Review History


All reviews of published articles are made public. This includes manuscript files, peer review comments, author rebuttals and revised materials. Note: This was optional for articles submitted before 13 February 2023.

Peer reviewers are encouraged (but not required) to provide their names to the authors when submitting their peer review. If they agree to provide their name, then their personal profile page will reflect a public acknowledgment that they performed a review (even if the article is rejected). If the article is accepted, then reviewers who provided their name will be associated with the article itself.

View examples of open peer review.

Summary

  • The initial submission of this article was received on April 15th, 2025 and was peer-reviewed by 2 reviewers and the Academic Editor.
  • The Academic Editor made their initial decision on May 28th, 2025.
  • The first revision was submitted on June 11th, 2025 and was reviewed by 1 reviewer and the Academic Editor.
  • A further revision was submitted on June 20th, 2025 and was reviewed by 1 reviewer and the Academic Editor.
  • A further revision was submitted on June 30th, 2025 and was reviewed by 2 reviewers and the Academic Editor.
  • The article was Accepted by the Academic Editor on July 3rd, 2025.

Version 0.4 (accepted)

· Jul 3, 2025 · Academic Editor

Accept

I believe the authors have addressed all concerns and identified several limitations for this work. We acknowledge the enormous work the author provided and the additional contributions made. Congratulations!
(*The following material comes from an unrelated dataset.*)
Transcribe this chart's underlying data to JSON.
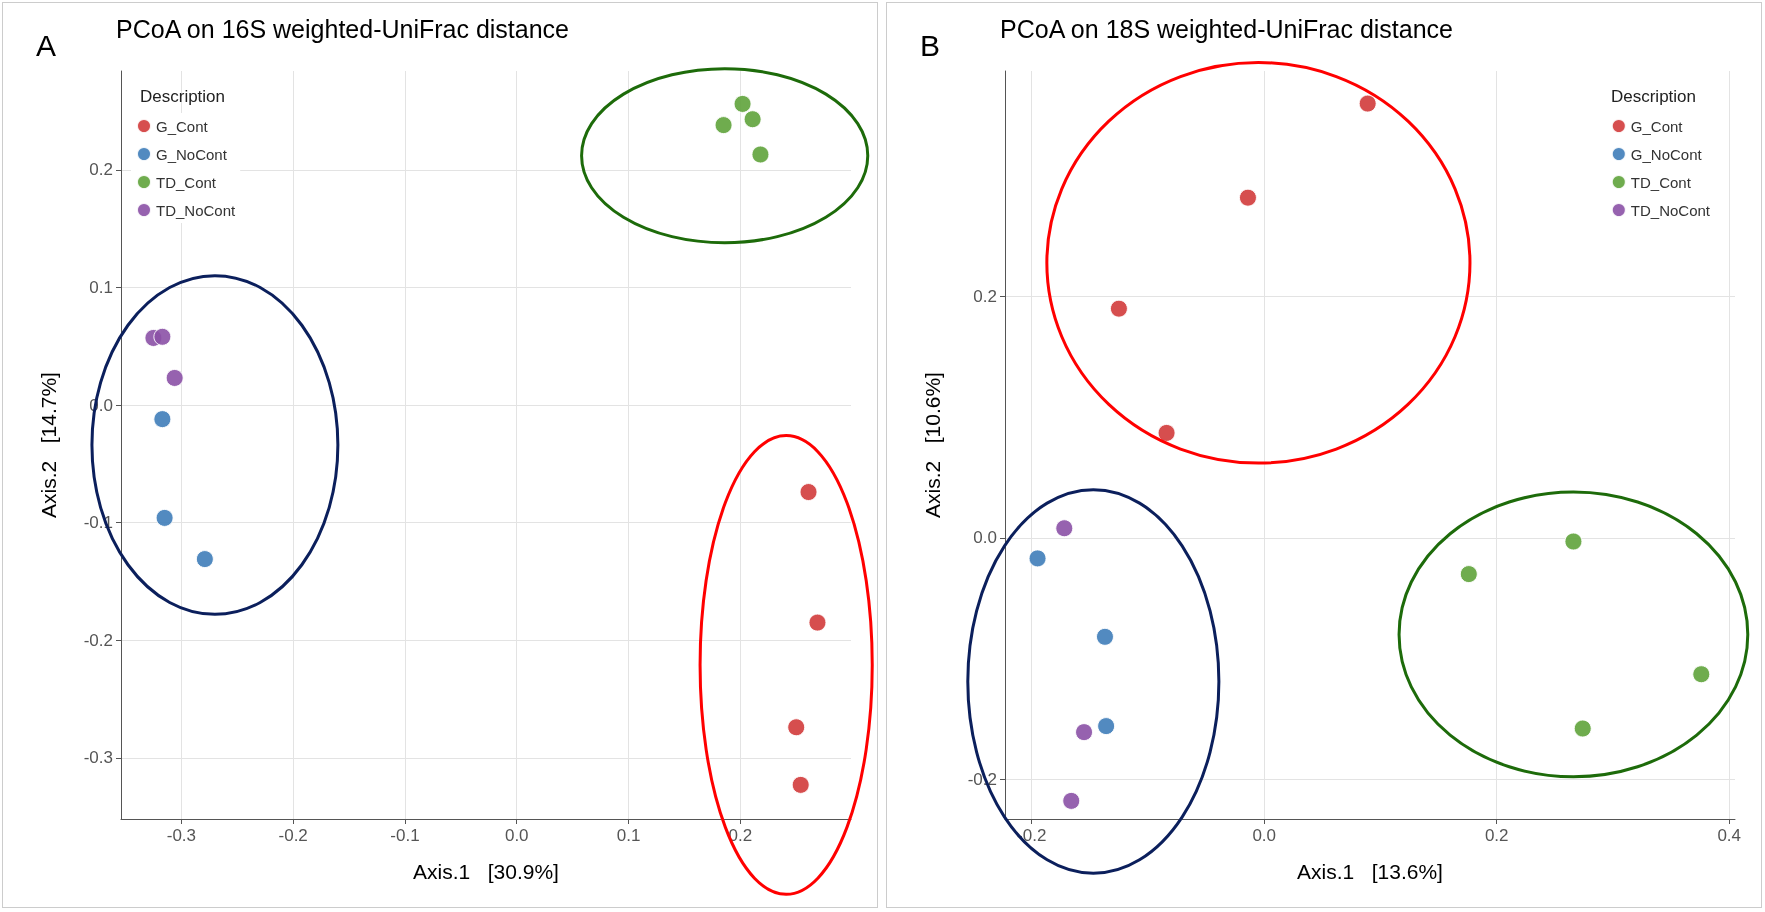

[# PeerJ Staff Note - this decision was reviewed and approved by Xiangjie Kong, a PeerJ Section Editor covering this Section #]

Reviewer 1 ·

Basic reporting

I have no further comments.

Experimental design

I have no further comments.

Validity of the findings

I have no further comments.

Additional comments

I have no further comments.

Reviewer 2 ·

Basic reporting

The manuscript is up to the mark now

Experimental design

Experimetal design has been updated

Validity of the findings

Novelty and impact has been addressed

Version 0.3

· Jun 26, 2025 · Academic Editor

Major Revisions

Only two datasets (CSIQ and TID2013) are used. These are established but aging benchmarks. Consider testing on a third, more modern dataset (e.g., KADID-10k or LIVE) to demonstrate generalization.

**PeerJ Staff Note:** It is PeerJ policy that additional references suggested during the peer-review process should only be included if the authors agree that they are relevant and useful.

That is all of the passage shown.